«Con nuestras bibliotecas nunca podrán», sentenciaba esta semana en un artículo ese rara avis de nuestra literatura de nombre Enrique Vila-Matas. El autor catalán lo que pretende con esa tajante afirmación –o intuyo que es así– no es otra cosa que defender el mundo del libro, ese compañero fiel, ese abanico de oportunidades, ese universo ilimitado donde todo es posible. No es el único que ha escrito sobre el tema. Hace poco, el peruano Alonso Cueto anotaba: «nuestros libros son nuestra biografía clandestina». Y añade: «nuestra biblioteca es nuestra memoria secreta, el espejo de nuestras obsesiones y traumas». Me acuerdo ahora de esas palabras de Antonio Muñoz Molina, «la lectura es una ventana y también un espejo».
Lo cierto es, que el acto de leer implica, necesariamente, una introspección para el autor y el lector.
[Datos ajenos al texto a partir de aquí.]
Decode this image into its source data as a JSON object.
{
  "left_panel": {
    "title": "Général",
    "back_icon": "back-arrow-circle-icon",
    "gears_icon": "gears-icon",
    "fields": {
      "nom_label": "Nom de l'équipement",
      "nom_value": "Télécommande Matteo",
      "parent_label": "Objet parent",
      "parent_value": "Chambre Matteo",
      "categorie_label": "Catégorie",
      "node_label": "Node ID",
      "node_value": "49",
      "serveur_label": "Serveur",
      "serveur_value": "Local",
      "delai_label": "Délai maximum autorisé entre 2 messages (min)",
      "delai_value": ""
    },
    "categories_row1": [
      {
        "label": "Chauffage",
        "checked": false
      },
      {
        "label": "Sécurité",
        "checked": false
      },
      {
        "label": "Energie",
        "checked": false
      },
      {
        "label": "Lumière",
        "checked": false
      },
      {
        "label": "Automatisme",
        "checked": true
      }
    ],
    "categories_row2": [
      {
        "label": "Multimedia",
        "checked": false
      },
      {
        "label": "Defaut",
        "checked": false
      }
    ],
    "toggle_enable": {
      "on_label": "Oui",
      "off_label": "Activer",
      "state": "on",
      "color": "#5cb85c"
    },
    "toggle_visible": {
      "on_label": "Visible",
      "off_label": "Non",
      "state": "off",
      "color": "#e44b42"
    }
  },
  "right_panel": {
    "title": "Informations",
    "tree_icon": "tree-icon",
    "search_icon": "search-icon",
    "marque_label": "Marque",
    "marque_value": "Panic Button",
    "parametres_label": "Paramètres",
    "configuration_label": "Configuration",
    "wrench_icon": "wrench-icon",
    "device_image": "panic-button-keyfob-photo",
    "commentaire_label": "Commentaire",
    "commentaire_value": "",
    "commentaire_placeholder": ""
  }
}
Ambos se convierten en cómplices de una misma historia sin saberlo; crean una conexión imaginaria e imaginativa que les permite desnudarse ante la obra, llegando incluso a confesar sus miedos y pasiones mediante la palabra escrita o leída. Quizá por esa razón, por la fuerza que se genera en ese intercambio, haya que ser conscientes de su imperiosa necesidad, de la importancia y el significado que posee la literatura y, por ende, los libros. Y es que cuando leemos, aunque no tengamos constancia real, estamos revelando nuestra propia condición humana. Casi sin querer, atisbamos aquellos secretos que conforman esa historia personal que hilvanamos día a día. ¿Y cómo es eso posible? Muy fácil, porque la mayoría de nosotros sentimos empatía o somos actores que (re)interpretan un papel en el vodevil de la vida. Suele gustarnos enfundarnos en la piel del otro. ¡Ay, la otredad! Ese sentimiento de extrañeza que asalta al ser humano tarde o temprano, porque tarde o temprano toma, necesariamente, conciencia de su individualidad. La lectura permite darnos cuenta de que hay algo más allá de lo que percibimos o imaginamos normalmente. Si eso no es imprescindible, ya me dirán.
Al leer según qué cosas, emerge en nosotros una fuerte y profunda atracción sobre lo desconocido. No hay que olvidar que «todo ser humano lleva un misterio que ignora», volviendo por enésima vez a mi querido Vila-Matas. Por otro lado, también existe la posibilidad de proceder –mediante la lectura– al recuerdo, de hacer un llamamiento a la nostalgia, de vivir nuevamente una experiencia ya desdibujada, casi olvidada en nuestra frágil mente. Leer es un ejercicio que debemos procurar mantener para seguir siendo humanos. Tan fácil como eso. No pierdan la oportunidad.